We (hopefully) managed to document the code enough, so check the code for more details. The file with the cost function is standalone and should be easy to copy-paste in other projects to use the cost function in other neural nets.

6. Concluding

The proposed method should be easy to copy-paste in other projects and neural nets. We found it useful not just in settings with limited data, but even when all labels are used (see Sec.5 and Table 1 of our paper [1]). Thus we expect it to be useful for a variety of works.

Recent work investigated our proposed method in a different task, semi-supervised learning on Natural Language Processing (Chen et al, NAACL'19)! Seeing the method useful for a different task made us super-proud! If you find it useful in your task, please let us know, we would be glad to hear :-)
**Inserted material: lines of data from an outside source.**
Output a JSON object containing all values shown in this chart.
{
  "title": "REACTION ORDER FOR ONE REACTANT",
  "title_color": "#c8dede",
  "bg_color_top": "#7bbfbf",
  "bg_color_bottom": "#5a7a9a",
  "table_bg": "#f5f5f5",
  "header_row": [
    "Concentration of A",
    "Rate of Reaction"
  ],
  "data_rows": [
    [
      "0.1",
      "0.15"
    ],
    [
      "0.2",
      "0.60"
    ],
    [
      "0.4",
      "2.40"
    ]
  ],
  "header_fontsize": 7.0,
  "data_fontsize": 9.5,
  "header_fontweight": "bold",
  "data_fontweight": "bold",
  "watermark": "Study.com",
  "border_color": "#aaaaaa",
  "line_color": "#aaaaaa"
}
We hope that the proposed method will inspire further works. If these ideas or software positively influence your research, please cite the following paper:

@inproceedings{Kamnitsas2018SemiSupervisedLV,
  title={Semi-Supervised Learning via Compact Latent Space Clustering},
  author={Konstantinos Kamnitsas and Daniel C. Castro and Lo{\"i}c Le Folgoc and Ian Walker and Ryutaro Tanno and Daniel Rueckert and Ben Glocker and Antonio Criminisi and Aditya V. Nori},
  booktitle={International Conference on Machine Learning},
  year={2018}
}

Finally, please be aware this is demo-code, full re-implementation of the original to be cleaner to read and use. It is intended to help the scientific community understand, use and extend the proposed method. I am well aware that much of the functionality is not fully modular, the API far from perfect, but time during a PhD student's life is very limited. I will do my best to support issues. Feel free to email me with your feedback or any issues at: [email protected]

Best wishes,

Konstantinos Kamnitsas

7. License

Copyright (c) 2018, Konstantinos Kamnitsas

This program is free software; you can redistribute and/or modify it under the terms of the Apache License, Version 2.0. See the accompanying LICENSE file or read the terms at: http://www.apache.org/licenses/LICENSE-2.0

A copy of this license is present in the root directory.